A1 Refereed original research article in a scientific journal
Computer extracted gland features from H&E predicts prostate cancer recurrence comparably to a genomic companion diagnostic test: a large multi-site study
Authors: Leo Patrick, Janowczyk Andrew, Elliott Robin, Janaki Nafiseh, Bera Kaustav, Shiradkar Rakesh, Farré Xavier, Fu Pingfu, El-Fahmawi Ayah, Shahait Mohammed, Kim Jessica, Lee David, Yamoah Kosj, Rebbeck Timothy R., Khani Francesca, Robinson Brian D., Eklund Lauri, Jambor Ivan, Merisaari Harri, Ettala Otto, Taimen Pekka, Aronen Hannu J., Boström Peter J., Tewari Ashutosh, Magi-Galluzzi Cristina, Klein Eric, Purysko Andrei, Shih Natalie NC, Feldman Michael, Gupta Sanjay, Lal Priti, Madabhushi Anant
Publisher: NATURE RESEARCH
Publication year: 2021
Journal: npj Precision Oncology
Journal name in source: NPJ PRECISION ONCOLOGY
Journal acronym: NPJ PRECIS ONCOL
Article number: ARTN 35
Volume: 5
Issue: 1
Number of pages: 11
eISSN: 2397-768X
DOI: https://doi.org/10.1038/s41698-021-00174-3
Self-archived copy’s web address: https://research.utu.fi/converis/portal/detail/Publication/59144027
Existing tools for post-radical prostatectomy (RP) prostate cancer biochemical recurrence (BCR) prognosis rely on human pathologist-derived parameters such as tumor grade, with the resulting inter-reviewer variability. Genomic companion diagnostic tests such as Decipher tend to be tissue destructive, expensive, and not routinely available in most centers.
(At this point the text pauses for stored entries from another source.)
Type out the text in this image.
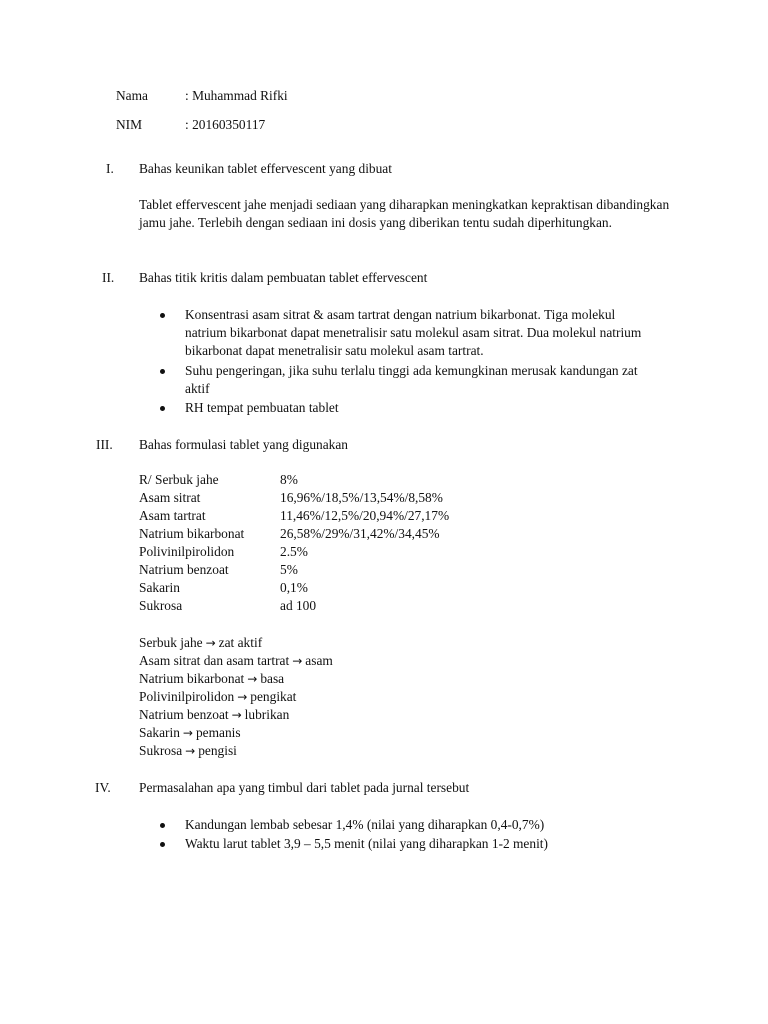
Nama	: Muhammad Rifki
NIM	: 20160350117
I. Bahas keunikan tablet effervescent yang dibuat
Tablet effervescent jahe menjadi sediaan yang diharapkan meningkatkan kepraktisan dibandingkan jamu jahe. Terlebih dengan sediaan ini dosis yang diberikan tentu sudah diperhitungkan.
II. Bahas titik kritis dalam pembuatan tablet effervescent
Konsentrasi asam sitrat & asam tartrat dengan natrium bikarbonat. Tiga molekul natrium bikarbonat dapat menetralisir satu molekul asam sitrat. Dua molekul natrium bikarbonat dapat menetralisir satu molekul asam tartrat.
Suhu pengeringan, jika suhu terlalu tinggi ada kemungkinan merusak kandungan zat aktif
RH tempat pembuatan tablet
III. Bahas formulasi tablet yang digunakan
R/ Serbuk jahe	8%
Asam sitrat	16,96%/18,5%/13,54%/8,58%
Asam tartrat	11,46%/12,5%/20,94%/27,17%
Natrium bikarbonat	26,58%/29%/31,42%/34,45%
Polivinilpirolidon	2.5%
Natrium benzoat	5%
Sakarin	0,1%
Sukrosa	ad 100
Serbuk jahe → zat aktif
Asam sitrat dan asam tartrat → asam
Natrium bikarbonat → basa
Polivinilpirolidon → pengikat
Natrium benzoat → lubrikan
Sakarin → pemanis
Sukrosa → pengisi
IV. Permasalahan apa yang timbul dari tablet pada jurnal tersebut
Kandungan lembab sebesar 1,4% (nilai yang diharapkan 0,4-0,7%)
Waktu larut tablet 3,9 – 5,5 menit (nilai yang diharapkan 1-2 menit)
We present a tissue non-destructive method for automated BCR prognosis, termed "Histotyping", that employs computational image analysis of morphologic patterns of prostate tissue from a single, routinely acquired hematoxylin and eosin slide. Patients from two institutions (n = 214) were used to train Histotyping for identifying high-risk patients based on six features of glandular morphology extracted from RP specimens. Histotyping was validated for post-RP BCR prognosis on a separate set of n = 675 patients from five institutions and compared against Decipher on n = 167 patients. Histotyping was prognostic of BCR in the validation set (p < 0.001, univariable hazard ratio [HR] = 2.83, 95% confidence interval [CI]: 2.03-3.93, concordance index [c-index] = 0.68, median years-to-BCR: 1.7). Histotyping was also prognostic in clinically stratified subsets, such as patients with Gleason grade group 3 (HR = 4.09) and negative surgical margins (HR = 3.26). Histotyping was prognostic independent of grade group, margin status, pathological stage, and preoperative prostate-specific antigen (PSA) (multivariable p < 0.001, HR = 2.09, 95% CI: 1.40-3.10, n = 648). The combination of Histotyping, grade group, and preoperative PSA outperformed Decipher (c-index = 0.75 vs. 0.70, n = 167). These results suggest that a prognostic classifier for prostate cancer based on digital images could serve as an alternative or complement to molecular-based companion diagnostic tests.